FGF2 binds to the allosteric site (site 2) and activates integrin αIIbβ3 and FGF1 binds to site 2 but suppresses integrin activation by FGF2: A potential mechanism of anti-thrombotic action of FGF1

It has been believed that platelet integrin αIIbβ3 recognizes fibrinogen and several ECM proteins, and we recently showed that αIIbβ3 binds to several inflammatory cytokines (e.g., CCL5, and CXCL12), which are stored in platelet granules. These ligands bind to the classical ligand (RGD)-binding site (site 1) of integrin αIIbβ3. Also, they bind to the allosteric site (site 2) of αIIbβ3, which is distinct from site 1, and allosterically activate αIIbβ3. Site 2 is known to be involved in allosteric integrin activation and inflammatory signaling. FGF2 is also stored in platelet granules and known to be pro-thrombotic, but it is unclear if FGF2 binds to αIIbβ3. We studied if FGF2 and its homologue FGF1 bind to αIIbβ3 and induce allosteric activation. FGF1 (not stored in platelet granules) is known to be anti-thrombotic. Mechanism of FGF1’s anti-thrombotic action is unknown. Here we describe that FGF1 and FGF2 bound to site 1 of αIIbβ3, indicating that αIIbβ3 is a new receptor for FGF1/2. Notably, FGF2 bound to site 2 and allosterically activated αIIbβ3.

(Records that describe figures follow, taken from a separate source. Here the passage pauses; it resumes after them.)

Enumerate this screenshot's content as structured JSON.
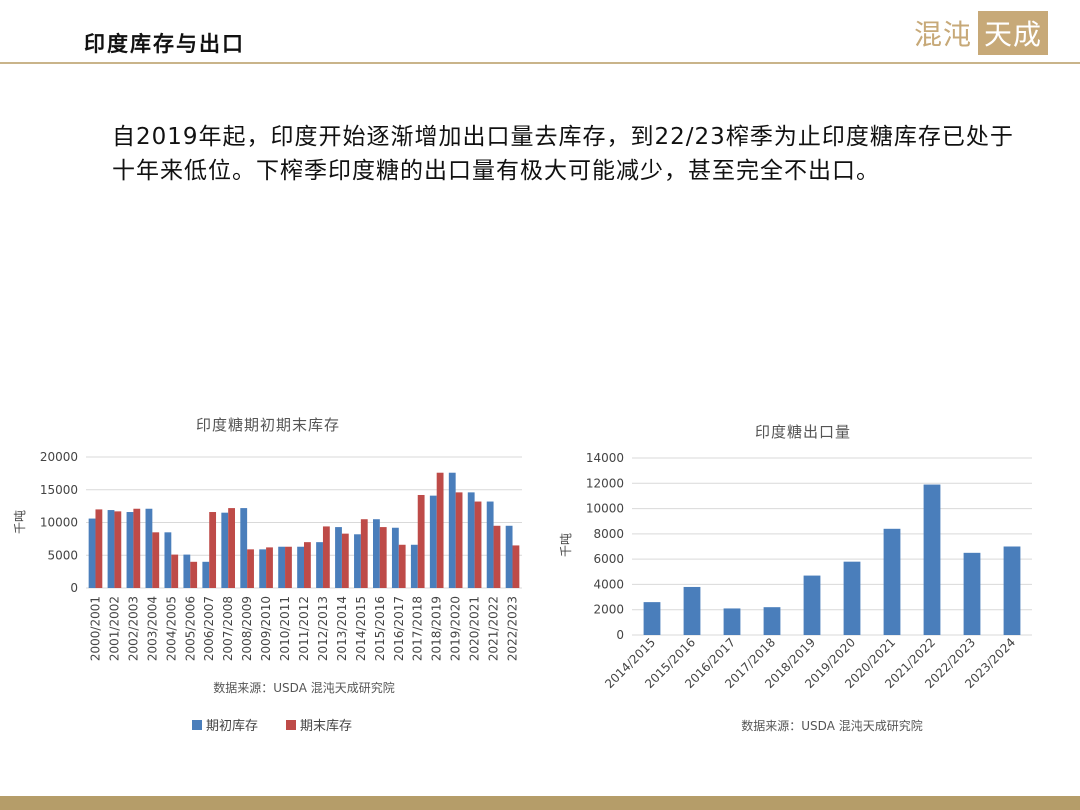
{
  "header": {
    "title": "印度库存与出口",
    "logo_left": "混沌",
    "logo_right": "天成"
  },
  "summary": "自2019年起，印度开始逐渐增加出口量去库存，到22/23榨季为止印度糖库存已处于十年来低位。下榨季印度糖的出口量有极大可能减少，甚至完全不出口。",
  "colors": {
    "blue": "#4a7ebb",
    "red": "#be4b48",
    "gold": "#c7a978"
  },
  "chart_data": [
    {
      "type": "bar",
      "title": "印度糖期初期末库存",
      "ylabel": "千吨",
      "source": "数据来源：USDA 混沌天成研究院",
      "ylim": [
        0,
        20000
      ],
      "yticks": [
        0,
        5000,
        10000,
        15000,
        20000
      ],
      "grid": true,
      "legend_position": "bottom",
      "categories": [
        "2000/2001",
        "2001/2002",
        "2002/2003",
        "2003/2004",
        "2004/2005",
        "2005/2006",
        "2006/2007",
        "2007/2008",
        "2008/2009",
        "2009/2010",
        "2010/2011",
        "2011/2012",
        "2012/2013",
        "2013/2014",
        "2014/2015",
        "2015/2016",
        "2016/2017",
        "2017/2018",
        "2018/2019",
        "2019/2020",
        "2020/2021",
        "2021/2022",
        "2022/2023"
      ],
      "series": [
        {
          "name": "期初库存",
          "color": "#4a7ebb",
          "values": [
            10600,
            11900,
            11600,
            12100,
            8500,
            5100,
            4000,
            11500,
            12200,
            5900,
            6300,
            6300,
            7000,
            9300,
            8200,
            10500,
            9200,
            6600,
            14100,
            17600,
            14600,
            13200,
            9500
          ]
        },
        {
          "name": "期末库存",
          "color": "#be4b48",
          "values": [
            12000,
            11700,
            12100,
            8500,
            5100,
            4000,
            11600,
            12200,
            5900,
            6200,
            6300,
            7000,
            9400,
            8300,
            10500,
            9300,
            6600,
            14200,
            17600,
            14600,
            13200,
            9500,
            6500
          ]
        }
      ]
    },
    {
      "type": "bar",
      "title": "印度糖出口量",
      "ylabel": "千吨",
      "source": "数据来源：USDA 混沌天成研究院",
      "ylim": [
        0,
        14000
      ],
      "yticks": [
        0,
        2000,
        4000,
        6000,
        8000,
        10000,
        12000,
        14000
      ],
      "grid": true,
      "categories": [
        "2014/2015",
        "2015/2016",
        "2016/2017",
        "2017/2018",
        "2018/2019",
        "2019/2020",
        "2020/2021",
        "2021/2022",
        "2022/2023",
        "2023/2024"
      ],
      "series": [
        {
          "name": "",
          "color": "#4a7ebb",
          "values": [
            2600,
            3800,
            2100,
            2200,
            4700,
            5800,
            8400,
            11900,
            6500,
            7000
          ]
        }
      ]
    }
  ]
}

Point mutations in the site 2-binding interface of FGF2 suppressed this activation, indicating that FGF2 binding to site 2 is required for activation (FGF2 is an agonist to site 2). In contrast, FGF1 bound to site 2 but did not activate αIIbβ3, and instead suppressed integrin activation induced by FGF2, indicating that FGF1 acts as an antagonist of site 2. A non-mitogenic FGF1 mutant (R50E), which is defective in binding to site 1 of αvβ3, suppressed αIIbβ3 activation by FGF2 as effectively as WT FGF1. We propose that FGF1 R50E has therapeutic potential for anti-thrombosis.